Analysts led by John Sim at J.P. Morgan put together this potential timeline for CMBS loans and distress, including key dates when relief programs expire, after a deluge of property owners fell behind in March when a national emergency was declared.
Properties to watch
While it may be easier for CMBS borrowers to walk away from their debts, high profile problems don’t often go away quietly.

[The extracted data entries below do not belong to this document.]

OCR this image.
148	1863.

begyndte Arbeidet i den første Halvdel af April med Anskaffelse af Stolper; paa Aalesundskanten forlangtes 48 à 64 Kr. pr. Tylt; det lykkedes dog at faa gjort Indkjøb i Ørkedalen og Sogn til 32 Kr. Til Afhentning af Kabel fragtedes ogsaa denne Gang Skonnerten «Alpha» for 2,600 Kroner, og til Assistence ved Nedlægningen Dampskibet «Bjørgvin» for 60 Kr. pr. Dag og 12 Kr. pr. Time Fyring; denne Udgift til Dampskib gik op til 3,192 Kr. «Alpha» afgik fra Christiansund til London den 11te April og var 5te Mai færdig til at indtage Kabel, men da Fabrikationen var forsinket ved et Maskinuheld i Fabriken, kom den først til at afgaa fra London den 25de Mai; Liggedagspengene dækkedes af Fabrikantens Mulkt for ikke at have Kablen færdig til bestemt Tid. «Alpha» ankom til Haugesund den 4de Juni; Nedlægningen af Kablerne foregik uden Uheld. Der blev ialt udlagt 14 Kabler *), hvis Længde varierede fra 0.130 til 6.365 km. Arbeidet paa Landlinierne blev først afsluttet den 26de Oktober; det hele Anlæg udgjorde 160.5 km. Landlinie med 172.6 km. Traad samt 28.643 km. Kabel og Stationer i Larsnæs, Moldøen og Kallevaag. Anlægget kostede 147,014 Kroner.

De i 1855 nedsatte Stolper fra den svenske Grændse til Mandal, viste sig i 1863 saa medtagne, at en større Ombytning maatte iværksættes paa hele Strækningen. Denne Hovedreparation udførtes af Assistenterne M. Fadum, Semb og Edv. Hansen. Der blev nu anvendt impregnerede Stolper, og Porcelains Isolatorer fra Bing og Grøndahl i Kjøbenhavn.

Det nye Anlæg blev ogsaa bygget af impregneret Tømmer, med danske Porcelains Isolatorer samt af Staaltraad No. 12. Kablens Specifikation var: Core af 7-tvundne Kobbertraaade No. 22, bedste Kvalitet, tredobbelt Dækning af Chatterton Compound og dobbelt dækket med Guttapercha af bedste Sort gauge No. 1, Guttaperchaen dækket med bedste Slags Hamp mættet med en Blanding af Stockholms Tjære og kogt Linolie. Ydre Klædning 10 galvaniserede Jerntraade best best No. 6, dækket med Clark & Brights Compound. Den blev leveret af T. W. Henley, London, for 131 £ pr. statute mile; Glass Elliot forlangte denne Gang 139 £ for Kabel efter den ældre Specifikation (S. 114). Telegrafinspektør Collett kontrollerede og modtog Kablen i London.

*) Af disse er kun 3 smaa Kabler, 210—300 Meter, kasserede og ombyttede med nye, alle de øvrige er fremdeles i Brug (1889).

That’s because bondholders receive monthly property-level performance reports that make it possible to track specific struggling malls, iconic hotels and even the decline of a historic Times Square building financed by President Trump’s son-in-law in the months before he took office.
Jared Kushner cosigned loans to financed 229 West 43rd Street, an 18-property that onced house the New York Times, in October 2016, before he became a White House adviser to his father-in-law.
It’s among about $1.1 billion worth of property loans now considered distressed in Times Square, according to real-estate data tracking platform CREDiQ. And its latest property appraisal slashed its value by 80% to about $92.5 million.
“That was kind of an eye-opener to see how much the value had dropped,” said CREDiQ co-founder Bill Petersen. But he also thinks the property’s woes may not necessarily end up reflecting the value of other Times Square buildings, given that it lost major tenants even before the pandemic hit.
Kushner Properties did not respond to a request for comment.
Record CRE debt
Ryan Severino, chief economist at commercial real-estate firm JLL
JLL,
remains optimistic that parts of the market will snap back over roughly the next 18 months if a successful COVID-19 vaccine can soon start being widely distributed.
But Severino also sees an uphill battle for properties that struggled before COVID-19 hit, or in his words, buildings that “after 10-plus years of economic expansion” failed to find a footing, including lower-quality malls and office buildings in less desirable areas, which have languished since the last recession.
The overall stakes have never been higher. Federal Reserve data shows U.S. commercial property debt climbed to an all-time high of $3.06 trillion in the third quarter, from a 10-year low of $2.2 trillion in 2012.
Some property debt will be repaid without a hitch. Other owners will find debt or equity to ride out the storm.
But the pandemic still likely means some properties will fetch fire sale prices. At least, that’s the hope among bargain hunters.
“It’s really good when everyone is looking for opportunities,” said Gayle Klein, a principal at law firm McKool Smith, who represents hedge funds, private equity and others in commercial and securities litigation. “Because my clients do have money to spend.”